Oba przemówienia, min. Neumanna i kanclerz Merkel, były dobrze i w sposób wyważony sformułowane, poruszały sprawy drażliwe w sposób stonowany i delikatny. Należy to docenić zwłaszcza w kontekście wielu obaw, szczególnie w Europie Środkowo-Wschodniej. Można chyba wyrazić nadzieję, że sprawa Centrum Wystaw, Dokumentacji i Informacji nie będzie już okazją do politycznej instrumentalizacji kwestii przymusowych migracji Niemców po 1945 r. Oczywiście, przyszłe Centrum i jego praca pokażą, czy zawarte w przemówieniach polityków oczekiwania zostały spełnione. Jednak odejście od początkowego pomysłu jedynie muzealizacji tej problematyki i postawienie również na badania, dokumentowanie i upowszechnianie wiedzy o różnych rodzajach tego typu przemocy w XX w. jest właściwą drogą. Powinna ona być satysfakcjonująca również dla tych, którzy obawiali się wyizolowanego, oderwanego od historycznych ram upamiętnienia losu jedynie Niemców.
Foto: Fragment wystawy plenerowej (plansza dotyczy wypędzeń Polaków / Vertreibungen der Polen w 1940 r.)

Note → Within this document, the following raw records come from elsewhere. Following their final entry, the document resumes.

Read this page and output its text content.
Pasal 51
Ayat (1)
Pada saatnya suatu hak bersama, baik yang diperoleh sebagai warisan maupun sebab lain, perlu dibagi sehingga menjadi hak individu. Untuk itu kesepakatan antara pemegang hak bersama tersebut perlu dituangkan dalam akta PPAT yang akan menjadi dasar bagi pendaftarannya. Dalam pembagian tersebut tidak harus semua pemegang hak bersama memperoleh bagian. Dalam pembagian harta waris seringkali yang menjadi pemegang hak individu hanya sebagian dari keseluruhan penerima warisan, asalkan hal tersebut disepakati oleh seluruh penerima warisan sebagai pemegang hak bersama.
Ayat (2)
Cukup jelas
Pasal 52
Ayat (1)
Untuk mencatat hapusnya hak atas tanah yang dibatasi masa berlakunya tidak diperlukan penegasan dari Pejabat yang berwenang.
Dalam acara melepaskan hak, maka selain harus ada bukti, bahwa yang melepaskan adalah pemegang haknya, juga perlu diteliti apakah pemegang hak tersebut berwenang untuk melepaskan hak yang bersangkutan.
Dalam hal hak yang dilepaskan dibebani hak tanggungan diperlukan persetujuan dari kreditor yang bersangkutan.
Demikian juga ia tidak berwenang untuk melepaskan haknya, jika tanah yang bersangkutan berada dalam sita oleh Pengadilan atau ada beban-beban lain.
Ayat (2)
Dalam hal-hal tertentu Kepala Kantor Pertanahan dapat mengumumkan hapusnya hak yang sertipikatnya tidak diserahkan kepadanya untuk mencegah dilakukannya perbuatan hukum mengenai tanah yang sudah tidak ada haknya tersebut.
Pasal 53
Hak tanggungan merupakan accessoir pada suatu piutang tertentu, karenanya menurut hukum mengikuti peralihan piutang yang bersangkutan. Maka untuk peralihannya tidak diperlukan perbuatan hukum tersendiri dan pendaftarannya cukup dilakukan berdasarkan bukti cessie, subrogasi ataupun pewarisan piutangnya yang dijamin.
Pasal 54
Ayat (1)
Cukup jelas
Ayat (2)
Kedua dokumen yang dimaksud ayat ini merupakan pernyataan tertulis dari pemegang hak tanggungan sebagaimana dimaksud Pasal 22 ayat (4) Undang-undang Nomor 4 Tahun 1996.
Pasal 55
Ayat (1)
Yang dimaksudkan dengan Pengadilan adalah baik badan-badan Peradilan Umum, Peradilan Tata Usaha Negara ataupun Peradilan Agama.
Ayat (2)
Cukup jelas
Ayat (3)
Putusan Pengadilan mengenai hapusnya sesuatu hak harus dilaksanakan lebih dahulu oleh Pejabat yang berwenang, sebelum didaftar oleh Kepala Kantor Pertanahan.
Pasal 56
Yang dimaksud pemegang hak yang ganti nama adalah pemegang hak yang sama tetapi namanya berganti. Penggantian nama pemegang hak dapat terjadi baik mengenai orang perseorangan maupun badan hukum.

Najważniejszą sprawą w najbliższych miesiącach będzie skonkretyzowanie koncepcji i przełożenie jej na elementy stałej wystawy, jak i zaplanowanie innych działań wystawienniczych i edukacyjno-naukowych placówki. Do tych spraw z pewnością, również z racji osobistego zaangażowania w projekt, jeszcze powrócę.
Panie Profesorze,
w wystąpieniu pani Kanclerz zauważyłem jeszcze dwa zwroty: skierowany do E. Steinbach: „niektórzy musieli przeskoczyć własny cień” oraz: „cierpienia pojedynczych ludzi nie powinny być kwestionowane”. Uważam, że skupienie się na losie ludzi i rezygnacja (mniej lub więcej dobrowolna)z politycznego traktowania wypędzeń to właśnie płaszczyzna porozumienia.